Autobiographie, Chronique, Écriture, France, Roman

L’atelier noir

Annie Ernaux, L'Atelier noir

Annie ERNAUX écrit sur l’écriture. Ou plutôt, elle nous donne à lire ici son journal d’écriture. Par le menu, dans le détails, elle nous livre la chronique disparate de son travail d’écrivaine. Au fil de la rédaction de différents ouvrages, publiés au fur et à mesure, nous découvrons son difficile travail. C’est presque illisible, rempli d’abréviations, telles les formules ésotériques d’une alchimiste retirée dans son atelier. Tout cela lui est personnel et n’a presque de signification que pour elle-même. Et pourtant c’est passionnant. Parce que nous découvrons petit à petit comment se réalise un roman, quelles interrogations naissent dans la tête de la romancière, quelles affres traverse l’auteur pour parvenir à son oeuvre.

L’autobiographie vide

Plus de 20 ans séparent la rédaction des premières pages de ce journal. En 1982, elle se pose des questions quant à l’écriture de “La Place”. En 2007, ce livre s’achève peu avant la publication des “Années”, son oeuvre “totale”.Au fil des pages, elle définit un style, une marque de fabrique, une philosophie romanesque : “le principe d’autobiographie vide” (p. 11).

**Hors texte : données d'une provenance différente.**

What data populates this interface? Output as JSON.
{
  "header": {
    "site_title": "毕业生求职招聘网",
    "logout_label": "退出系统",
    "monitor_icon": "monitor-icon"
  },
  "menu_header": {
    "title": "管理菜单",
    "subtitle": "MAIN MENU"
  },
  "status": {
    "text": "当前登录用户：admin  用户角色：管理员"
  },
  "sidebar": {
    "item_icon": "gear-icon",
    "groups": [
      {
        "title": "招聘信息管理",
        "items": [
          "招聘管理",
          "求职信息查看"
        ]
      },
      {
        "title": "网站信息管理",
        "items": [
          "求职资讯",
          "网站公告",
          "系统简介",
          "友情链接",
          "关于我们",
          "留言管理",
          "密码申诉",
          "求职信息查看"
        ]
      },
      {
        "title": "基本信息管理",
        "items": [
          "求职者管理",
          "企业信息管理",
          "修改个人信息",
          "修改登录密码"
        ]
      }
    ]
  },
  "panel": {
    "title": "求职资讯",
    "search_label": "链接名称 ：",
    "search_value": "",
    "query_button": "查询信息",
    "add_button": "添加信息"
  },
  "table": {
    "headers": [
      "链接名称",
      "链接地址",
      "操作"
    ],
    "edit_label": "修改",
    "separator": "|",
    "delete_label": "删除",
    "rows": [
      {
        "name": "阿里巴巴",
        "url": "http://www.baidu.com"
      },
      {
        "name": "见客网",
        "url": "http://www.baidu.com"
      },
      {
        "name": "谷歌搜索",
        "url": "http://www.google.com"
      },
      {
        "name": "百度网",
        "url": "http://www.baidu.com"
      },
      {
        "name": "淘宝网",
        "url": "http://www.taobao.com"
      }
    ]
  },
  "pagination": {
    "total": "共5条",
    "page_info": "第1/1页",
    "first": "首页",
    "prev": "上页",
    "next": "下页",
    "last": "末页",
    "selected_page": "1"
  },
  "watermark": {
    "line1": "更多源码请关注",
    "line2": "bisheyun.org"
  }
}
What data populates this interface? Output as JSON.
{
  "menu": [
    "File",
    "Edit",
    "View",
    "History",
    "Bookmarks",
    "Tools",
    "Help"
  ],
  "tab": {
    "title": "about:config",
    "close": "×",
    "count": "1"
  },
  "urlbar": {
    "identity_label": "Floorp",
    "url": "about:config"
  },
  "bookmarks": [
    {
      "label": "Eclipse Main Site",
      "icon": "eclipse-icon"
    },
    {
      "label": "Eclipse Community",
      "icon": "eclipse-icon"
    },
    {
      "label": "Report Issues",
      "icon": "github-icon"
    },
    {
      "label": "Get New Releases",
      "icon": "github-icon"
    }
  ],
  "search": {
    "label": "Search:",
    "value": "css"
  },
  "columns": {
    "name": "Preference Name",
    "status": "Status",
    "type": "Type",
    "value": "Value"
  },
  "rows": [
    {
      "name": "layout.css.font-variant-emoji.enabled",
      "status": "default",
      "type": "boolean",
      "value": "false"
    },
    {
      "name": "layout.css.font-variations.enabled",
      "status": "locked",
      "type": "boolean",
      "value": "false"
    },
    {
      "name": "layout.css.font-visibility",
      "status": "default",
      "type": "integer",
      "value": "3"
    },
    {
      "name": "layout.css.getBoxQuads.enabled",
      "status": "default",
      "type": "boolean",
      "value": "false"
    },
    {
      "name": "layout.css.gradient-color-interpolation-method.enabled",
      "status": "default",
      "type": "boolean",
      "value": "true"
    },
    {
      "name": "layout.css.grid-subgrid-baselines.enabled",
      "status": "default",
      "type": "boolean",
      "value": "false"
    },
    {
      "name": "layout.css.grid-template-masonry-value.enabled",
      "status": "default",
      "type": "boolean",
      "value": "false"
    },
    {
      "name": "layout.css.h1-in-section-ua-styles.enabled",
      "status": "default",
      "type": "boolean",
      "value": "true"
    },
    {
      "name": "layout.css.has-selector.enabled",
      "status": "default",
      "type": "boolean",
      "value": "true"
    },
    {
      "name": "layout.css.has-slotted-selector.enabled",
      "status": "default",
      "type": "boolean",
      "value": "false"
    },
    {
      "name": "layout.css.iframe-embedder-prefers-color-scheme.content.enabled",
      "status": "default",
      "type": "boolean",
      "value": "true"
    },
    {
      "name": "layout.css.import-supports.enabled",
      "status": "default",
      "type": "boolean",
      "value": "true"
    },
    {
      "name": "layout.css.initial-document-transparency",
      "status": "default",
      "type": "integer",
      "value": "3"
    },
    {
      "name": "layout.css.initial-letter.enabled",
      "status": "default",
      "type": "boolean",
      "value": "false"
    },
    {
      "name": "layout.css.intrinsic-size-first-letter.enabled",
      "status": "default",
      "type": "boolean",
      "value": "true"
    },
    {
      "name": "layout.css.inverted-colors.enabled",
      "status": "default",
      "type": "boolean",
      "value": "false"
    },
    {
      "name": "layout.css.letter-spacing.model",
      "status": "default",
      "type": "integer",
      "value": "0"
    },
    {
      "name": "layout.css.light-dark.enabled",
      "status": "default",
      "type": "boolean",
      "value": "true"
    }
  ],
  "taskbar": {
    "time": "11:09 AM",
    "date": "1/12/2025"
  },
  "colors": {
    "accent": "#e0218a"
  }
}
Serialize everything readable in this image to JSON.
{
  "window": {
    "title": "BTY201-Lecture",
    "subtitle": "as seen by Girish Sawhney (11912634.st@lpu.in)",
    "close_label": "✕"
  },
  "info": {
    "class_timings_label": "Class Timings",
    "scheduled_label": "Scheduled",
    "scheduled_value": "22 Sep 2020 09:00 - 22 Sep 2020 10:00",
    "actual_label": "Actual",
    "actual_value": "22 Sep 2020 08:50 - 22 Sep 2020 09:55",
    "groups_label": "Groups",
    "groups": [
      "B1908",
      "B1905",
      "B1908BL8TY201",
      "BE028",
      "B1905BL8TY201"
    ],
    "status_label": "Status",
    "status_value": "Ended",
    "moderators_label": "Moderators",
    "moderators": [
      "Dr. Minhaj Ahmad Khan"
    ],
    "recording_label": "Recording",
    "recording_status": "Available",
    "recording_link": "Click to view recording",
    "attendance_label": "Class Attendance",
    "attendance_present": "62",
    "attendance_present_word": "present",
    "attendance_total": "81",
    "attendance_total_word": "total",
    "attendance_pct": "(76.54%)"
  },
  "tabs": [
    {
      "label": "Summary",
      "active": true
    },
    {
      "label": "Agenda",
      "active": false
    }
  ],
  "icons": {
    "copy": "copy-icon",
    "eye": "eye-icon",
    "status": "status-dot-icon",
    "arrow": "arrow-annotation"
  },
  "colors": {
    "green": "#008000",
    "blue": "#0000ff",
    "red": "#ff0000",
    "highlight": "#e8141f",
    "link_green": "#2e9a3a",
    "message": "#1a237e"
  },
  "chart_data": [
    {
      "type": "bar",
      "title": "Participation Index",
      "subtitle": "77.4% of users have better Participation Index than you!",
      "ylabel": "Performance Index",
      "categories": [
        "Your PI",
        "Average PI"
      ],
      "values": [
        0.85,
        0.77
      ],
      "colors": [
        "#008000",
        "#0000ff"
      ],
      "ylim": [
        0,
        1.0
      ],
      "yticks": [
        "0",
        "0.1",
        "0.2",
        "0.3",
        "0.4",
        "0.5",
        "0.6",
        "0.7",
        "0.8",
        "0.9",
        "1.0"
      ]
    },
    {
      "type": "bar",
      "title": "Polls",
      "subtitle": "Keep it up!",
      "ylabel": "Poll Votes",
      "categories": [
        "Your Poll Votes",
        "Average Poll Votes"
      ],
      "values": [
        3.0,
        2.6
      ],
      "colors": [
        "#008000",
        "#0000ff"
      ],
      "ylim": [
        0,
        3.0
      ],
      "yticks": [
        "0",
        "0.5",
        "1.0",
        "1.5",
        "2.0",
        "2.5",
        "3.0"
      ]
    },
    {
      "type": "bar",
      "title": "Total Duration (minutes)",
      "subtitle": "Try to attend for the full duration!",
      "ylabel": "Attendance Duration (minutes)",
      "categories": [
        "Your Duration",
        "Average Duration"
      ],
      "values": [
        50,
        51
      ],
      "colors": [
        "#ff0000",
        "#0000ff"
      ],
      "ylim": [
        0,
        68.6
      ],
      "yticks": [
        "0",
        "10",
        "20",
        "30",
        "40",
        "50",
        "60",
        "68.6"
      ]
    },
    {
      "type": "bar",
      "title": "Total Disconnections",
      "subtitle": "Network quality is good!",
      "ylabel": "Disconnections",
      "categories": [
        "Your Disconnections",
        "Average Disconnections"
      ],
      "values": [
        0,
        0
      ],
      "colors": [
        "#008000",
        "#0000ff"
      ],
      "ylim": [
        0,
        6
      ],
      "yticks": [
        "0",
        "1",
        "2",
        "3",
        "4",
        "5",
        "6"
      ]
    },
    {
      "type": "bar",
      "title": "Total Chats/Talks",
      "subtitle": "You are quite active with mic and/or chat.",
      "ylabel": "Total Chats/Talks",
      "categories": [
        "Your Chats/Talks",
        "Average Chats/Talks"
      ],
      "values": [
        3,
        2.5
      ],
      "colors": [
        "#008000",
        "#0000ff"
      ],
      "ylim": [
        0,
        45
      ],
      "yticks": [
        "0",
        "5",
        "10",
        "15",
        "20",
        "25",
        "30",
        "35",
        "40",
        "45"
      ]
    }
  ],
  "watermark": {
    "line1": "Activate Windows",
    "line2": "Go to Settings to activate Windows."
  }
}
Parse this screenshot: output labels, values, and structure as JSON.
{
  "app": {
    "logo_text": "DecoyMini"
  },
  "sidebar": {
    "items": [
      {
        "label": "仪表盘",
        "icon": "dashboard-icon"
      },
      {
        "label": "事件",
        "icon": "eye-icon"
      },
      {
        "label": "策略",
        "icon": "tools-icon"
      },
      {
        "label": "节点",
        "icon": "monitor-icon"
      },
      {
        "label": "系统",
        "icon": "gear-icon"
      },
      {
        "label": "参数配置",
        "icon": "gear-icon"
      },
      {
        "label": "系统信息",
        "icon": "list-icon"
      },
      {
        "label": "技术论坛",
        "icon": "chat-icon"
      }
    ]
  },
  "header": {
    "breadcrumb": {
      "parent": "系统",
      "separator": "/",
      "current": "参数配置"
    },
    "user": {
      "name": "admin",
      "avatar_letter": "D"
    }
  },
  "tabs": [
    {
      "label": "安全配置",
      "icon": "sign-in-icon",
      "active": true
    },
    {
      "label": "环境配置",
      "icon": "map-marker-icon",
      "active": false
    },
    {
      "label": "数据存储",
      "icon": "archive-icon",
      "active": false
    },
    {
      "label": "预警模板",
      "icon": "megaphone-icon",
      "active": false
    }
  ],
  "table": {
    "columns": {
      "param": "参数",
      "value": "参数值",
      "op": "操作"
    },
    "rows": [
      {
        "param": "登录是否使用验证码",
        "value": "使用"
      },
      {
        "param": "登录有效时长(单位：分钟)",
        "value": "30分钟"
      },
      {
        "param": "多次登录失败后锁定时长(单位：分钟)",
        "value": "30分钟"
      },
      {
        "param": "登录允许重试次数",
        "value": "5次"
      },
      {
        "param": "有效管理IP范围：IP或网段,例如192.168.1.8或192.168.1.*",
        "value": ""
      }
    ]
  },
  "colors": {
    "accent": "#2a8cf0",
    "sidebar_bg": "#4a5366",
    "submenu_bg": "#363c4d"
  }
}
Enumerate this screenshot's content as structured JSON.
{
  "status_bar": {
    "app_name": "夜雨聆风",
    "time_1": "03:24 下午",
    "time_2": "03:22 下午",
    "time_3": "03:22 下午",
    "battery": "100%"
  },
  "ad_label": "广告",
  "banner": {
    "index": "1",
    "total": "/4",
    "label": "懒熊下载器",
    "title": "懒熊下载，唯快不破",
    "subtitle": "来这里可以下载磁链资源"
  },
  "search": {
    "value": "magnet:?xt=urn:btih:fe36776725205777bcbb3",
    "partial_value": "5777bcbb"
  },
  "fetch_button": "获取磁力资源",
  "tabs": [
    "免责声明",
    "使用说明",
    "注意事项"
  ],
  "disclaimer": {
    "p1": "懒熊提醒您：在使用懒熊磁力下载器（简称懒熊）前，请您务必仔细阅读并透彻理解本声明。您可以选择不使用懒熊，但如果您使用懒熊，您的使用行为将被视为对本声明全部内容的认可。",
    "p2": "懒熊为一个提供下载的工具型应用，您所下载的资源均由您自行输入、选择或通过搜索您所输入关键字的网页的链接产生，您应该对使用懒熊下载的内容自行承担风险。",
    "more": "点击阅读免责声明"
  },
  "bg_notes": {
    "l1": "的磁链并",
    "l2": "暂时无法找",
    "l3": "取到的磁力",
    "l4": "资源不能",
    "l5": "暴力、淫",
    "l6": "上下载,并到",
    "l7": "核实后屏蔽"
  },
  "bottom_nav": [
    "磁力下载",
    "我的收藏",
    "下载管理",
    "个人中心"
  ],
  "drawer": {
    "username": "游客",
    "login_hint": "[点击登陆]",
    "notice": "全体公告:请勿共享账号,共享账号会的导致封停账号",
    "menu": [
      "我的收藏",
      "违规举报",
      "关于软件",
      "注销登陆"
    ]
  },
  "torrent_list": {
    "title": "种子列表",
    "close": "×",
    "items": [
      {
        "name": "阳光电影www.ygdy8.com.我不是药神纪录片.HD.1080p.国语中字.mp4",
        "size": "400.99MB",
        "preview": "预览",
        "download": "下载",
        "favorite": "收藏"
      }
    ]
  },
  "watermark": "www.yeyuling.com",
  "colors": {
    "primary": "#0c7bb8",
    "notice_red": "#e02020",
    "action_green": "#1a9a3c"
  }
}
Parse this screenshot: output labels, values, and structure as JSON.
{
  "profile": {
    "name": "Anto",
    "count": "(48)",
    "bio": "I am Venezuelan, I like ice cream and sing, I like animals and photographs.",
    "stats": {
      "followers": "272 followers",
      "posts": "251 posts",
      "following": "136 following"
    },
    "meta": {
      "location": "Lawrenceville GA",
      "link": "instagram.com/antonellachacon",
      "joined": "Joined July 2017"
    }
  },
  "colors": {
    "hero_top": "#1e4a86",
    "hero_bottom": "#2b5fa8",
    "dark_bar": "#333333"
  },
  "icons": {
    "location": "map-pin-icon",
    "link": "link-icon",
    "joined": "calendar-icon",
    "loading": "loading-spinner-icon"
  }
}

“Pensé aux scènes de violence familiale, mais le récit autobiographique, linéaire, même violent, etc., est désormais pour moi sans charme aucun. Je tiens énormément à des structures nouvelles. Il y en a une possible, c’est le rapport, sans explication, entre les scènes de mon enfance et les scènes avec Philippe.” (p. 29)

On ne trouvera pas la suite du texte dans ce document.